"It's all as strange as it can be," said the Gry-phon.
"It all came wrong!" the Mock Tur-tle said, while he seemed to be in deep thought. "I should like to hear her try to say some-thing now. Tell her to be-gin." He looked at the Gry-phon as if he thought it had the right to make Al-ice do as it pleased.
"Stand up and say, 'Tis the voice of the Slug-gard,'" said the Gry-phon.

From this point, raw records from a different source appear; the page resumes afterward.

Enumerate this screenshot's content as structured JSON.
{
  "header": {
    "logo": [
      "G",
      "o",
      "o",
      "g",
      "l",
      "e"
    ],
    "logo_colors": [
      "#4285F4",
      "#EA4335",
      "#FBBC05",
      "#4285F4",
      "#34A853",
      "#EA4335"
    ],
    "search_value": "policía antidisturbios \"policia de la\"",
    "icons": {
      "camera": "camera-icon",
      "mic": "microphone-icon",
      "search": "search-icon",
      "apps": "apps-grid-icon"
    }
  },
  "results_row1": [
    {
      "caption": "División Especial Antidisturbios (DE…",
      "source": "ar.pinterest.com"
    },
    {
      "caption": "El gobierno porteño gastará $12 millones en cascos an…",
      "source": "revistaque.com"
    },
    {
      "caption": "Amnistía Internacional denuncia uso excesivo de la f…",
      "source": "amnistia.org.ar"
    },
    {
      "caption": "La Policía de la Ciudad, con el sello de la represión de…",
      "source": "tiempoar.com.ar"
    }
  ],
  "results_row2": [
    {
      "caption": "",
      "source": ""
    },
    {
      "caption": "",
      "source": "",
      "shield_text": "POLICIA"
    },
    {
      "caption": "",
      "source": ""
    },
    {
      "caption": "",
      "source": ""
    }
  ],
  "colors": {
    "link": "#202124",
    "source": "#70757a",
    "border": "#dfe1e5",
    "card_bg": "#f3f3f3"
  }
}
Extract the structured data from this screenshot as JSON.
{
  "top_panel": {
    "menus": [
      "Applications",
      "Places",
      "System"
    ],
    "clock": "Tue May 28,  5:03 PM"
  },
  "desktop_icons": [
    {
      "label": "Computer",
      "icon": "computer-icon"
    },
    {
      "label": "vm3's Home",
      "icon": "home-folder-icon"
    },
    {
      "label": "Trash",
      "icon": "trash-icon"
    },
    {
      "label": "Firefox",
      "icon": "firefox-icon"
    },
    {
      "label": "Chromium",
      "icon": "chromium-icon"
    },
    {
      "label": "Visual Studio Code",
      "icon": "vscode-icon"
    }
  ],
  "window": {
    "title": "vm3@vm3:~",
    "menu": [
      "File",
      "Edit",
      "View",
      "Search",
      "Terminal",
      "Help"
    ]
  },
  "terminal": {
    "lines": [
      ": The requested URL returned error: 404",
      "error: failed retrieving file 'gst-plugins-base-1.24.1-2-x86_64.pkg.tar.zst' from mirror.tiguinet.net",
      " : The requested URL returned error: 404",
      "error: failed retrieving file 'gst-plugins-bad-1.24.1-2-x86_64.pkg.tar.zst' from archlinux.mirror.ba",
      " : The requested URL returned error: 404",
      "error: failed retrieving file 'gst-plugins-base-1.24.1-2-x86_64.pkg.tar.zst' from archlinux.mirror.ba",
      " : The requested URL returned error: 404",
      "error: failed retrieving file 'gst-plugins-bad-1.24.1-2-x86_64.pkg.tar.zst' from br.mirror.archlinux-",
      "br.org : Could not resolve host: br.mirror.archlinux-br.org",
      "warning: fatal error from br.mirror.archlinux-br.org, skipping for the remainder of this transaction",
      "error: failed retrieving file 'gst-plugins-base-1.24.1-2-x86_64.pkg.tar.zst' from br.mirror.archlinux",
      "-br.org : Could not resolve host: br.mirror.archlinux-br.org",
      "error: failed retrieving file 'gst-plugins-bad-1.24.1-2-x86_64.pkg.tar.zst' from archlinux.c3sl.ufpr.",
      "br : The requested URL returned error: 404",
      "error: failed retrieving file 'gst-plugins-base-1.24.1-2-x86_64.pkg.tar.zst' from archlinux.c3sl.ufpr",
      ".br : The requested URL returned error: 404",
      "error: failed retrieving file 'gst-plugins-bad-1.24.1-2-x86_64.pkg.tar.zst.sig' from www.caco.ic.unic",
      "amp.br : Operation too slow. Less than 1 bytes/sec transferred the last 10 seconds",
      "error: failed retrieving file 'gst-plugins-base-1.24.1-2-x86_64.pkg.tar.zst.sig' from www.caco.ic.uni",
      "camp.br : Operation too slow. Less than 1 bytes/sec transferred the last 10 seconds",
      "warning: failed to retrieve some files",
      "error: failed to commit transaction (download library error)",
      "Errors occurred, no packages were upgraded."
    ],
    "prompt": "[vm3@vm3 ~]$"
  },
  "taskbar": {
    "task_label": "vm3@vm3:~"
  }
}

"How they do try to make one do things!" thought Al-ice. "I might just as well be at school at once." She stood up and tried to re-peat it, but her head was so full of the Lob-ster Dance, that she didn't know what she was say-ing, and the words all came ver-y queer, in-deed:
"'Tis the voice of the lob-ster; I heard him de-clare,
'You have baked me too brown, I must su-gar my hair.'
As a duck with its eye-lids, so he with his nose
Trims his belt and his but-tons, and turns out his toes."
"That's not the way I used to say it when I was a child," said the Gry-phon.
"Well, I never heard it before," said the Mock Tur-tle, "but there's no sense in it at all."
Al-ice did not speak; she sat down with her face in her hands, and thought, "Will things nev-er be as they used to an-y more?"
"I should like you to tell what it means," said the Mock Tur-tle.